Jika basis data yang digunakan sudah benar, Komaidi mengatakan, ada sejumlah opsi mekanisme subsidi yang dapat dilakukan pemerintah. Misalnya, dengan menerapkan satu harga di pasaran dan penerima manfaat diberikan subsidi dalam bentuk anggaran langsung ke rekening masing-masing.
Ataupun dengan menggunakan kartu khusus agar penjualan LPG bersubsidi tidak salah sasaran lagi. Ia mengatakan, kedua cara ini menekankan pada pemberian subsidi yang menyasar langsung pada penerimanya dan bukan pada komoditas seperti yang terjadi saat ini.
Potensi penyimpangan pada skema tertutup dinilai Komaidi jauh lebih mudah untuk ditangani ketimbang subsidi melalui harga komoditas LPG 3 kg. “Karena kontrolnya akan jauh lebih mudah. Meskipun tidak memakai basis digital, data penerima jauh lebih detail. Apalagi kalau pakai digital akan lebih memudahkan,” tuturnya.

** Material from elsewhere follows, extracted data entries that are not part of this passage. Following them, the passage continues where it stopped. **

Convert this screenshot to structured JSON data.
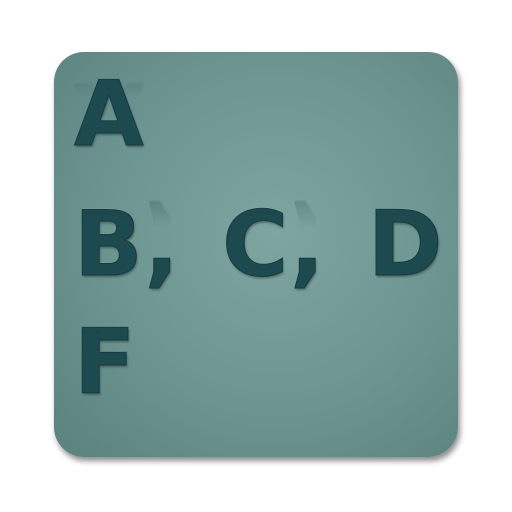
{
  "tile": {
    "row1": "A",
    "row2": "B, C, D",
    "row3": "F"
  },
  "colors": {
    "tile_background": "#6c9490",
    "letters": "#1d4a4f",
    "page_background": "#ffffff"
  }
}
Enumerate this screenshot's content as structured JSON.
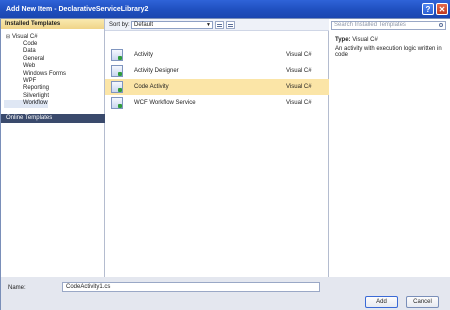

Direktur Pembinaan Program Migas Kementerian ESDM, Soerjaningsih, mengatakan, perubahan skema subsidi gas melon seperti yang diusulkan oleh Komaidi masih menjadi pembahasan di tingkat kementerian. Ia pun mengaku belum bisa memastikan kapan pembahasan itu akan rampung dan penyaluran LPG subsidi bisa berubah agar lebih tepat sasaran.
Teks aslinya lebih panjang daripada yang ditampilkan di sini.